Now, I still suspect that there are publishing Asian-American poets who would have met the criteria we established for the anthology, but their absence was certainly not due to some underlying racist criteria of selection; we simply (and perhaps to our editorial discredit) were, and are, unaware of Asian-American poets who also happen to be Buddhists. Apparently, and unfortunately, so is Mr. Lew, as I assume he would have mentioned specific names if there were any.

Preoccupied with the word “Buddhistic,” Johnson failed to verify that most of the writers mentioned by Lew were, in fact, practicing Buddhists. One of these writers played a major role in getting me involved in the Buddhist community. Little did I know that, at the very time he advised me on Buddhist engagement, this literary controversy was storming in the background.

It took me some time to piece this history together, emailing friends, hunting down references and reviewing email exchanges from, well, the last century. What you see here is a sample of a much more complex fabric of conversations being woven at the time. On the face of it, the recriminatory exchanges must have seemed futile, either side barely acknowledging the other’s argument. But these conversations were not entirely in vain. As discussed by Jonathan Stalling, subsequent anthologies of Buddhist poetry opened their pages to include Asian American authors, including those mentioned by Lew.

Reflection on this history brings me an even share of bitterness and comfort.

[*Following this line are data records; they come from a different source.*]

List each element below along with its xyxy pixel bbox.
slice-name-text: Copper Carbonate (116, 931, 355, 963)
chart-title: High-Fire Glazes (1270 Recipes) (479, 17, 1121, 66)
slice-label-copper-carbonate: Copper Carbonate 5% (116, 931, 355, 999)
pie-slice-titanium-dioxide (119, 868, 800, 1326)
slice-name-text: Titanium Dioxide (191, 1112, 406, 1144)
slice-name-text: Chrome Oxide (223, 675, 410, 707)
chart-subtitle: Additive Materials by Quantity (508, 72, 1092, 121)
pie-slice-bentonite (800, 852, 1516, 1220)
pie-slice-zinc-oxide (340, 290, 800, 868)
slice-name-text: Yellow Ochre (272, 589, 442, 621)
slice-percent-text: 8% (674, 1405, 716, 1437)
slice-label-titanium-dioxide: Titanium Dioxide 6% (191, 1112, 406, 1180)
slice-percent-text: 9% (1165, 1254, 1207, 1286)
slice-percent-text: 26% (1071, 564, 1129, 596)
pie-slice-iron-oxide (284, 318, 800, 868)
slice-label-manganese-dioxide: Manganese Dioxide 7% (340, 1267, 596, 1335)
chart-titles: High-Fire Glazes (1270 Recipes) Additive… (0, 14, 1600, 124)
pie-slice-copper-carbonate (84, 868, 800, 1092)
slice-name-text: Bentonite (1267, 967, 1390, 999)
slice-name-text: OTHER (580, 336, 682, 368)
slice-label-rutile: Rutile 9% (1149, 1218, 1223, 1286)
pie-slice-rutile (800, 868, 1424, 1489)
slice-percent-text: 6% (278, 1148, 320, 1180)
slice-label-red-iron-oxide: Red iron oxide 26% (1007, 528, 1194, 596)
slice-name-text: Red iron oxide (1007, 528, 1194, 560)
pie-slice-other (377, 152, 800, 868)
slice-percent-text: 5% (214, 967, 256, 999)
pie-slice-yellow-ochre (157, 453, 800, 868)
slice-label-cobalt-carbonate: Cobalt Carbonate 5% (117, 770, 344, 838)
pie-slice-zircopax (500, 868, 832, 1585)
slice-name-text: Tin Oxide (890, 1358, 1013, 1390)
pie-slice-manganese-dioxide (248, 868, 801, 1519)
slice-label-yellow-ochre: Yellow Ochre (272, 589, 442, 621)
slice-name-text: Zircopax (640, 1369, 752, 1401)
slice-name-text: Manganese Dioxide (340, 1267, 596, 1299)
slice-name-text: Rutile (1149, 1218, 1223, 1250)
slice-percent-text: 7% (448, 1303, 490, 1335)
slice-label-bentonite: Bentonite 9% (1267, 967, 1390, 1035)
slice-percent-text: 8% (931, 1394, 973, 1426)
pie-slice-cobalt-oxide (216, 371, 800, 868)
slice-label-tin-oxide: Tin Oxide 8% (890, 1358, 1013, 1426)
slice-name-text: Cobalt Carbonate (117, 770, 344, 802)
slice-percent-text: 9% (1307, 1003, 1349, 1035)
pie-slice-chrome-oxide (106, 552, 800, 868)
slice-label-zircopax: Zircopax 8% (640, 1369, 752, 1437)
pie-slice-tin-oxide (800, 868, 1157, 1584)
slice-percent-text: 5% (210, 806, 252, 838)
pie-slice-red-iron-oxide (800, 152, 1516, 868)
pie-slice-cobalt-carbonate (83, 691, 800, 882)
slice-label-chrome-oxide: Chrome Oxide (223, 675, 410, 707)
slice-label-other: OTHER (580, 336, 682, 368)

The bitterness is in seeing that so little has changed—that two decades after the publication of Beneath a Single Moon, the nature of the controversy and the criticism it engendered could have happened just last month. In fact, it did. On the other hand, the comfort is in knowing that I’m not alone, that I’m following in the footsteps of many others who came before me. There is comfort too in the thought that, if history is any guide, change may indeed come.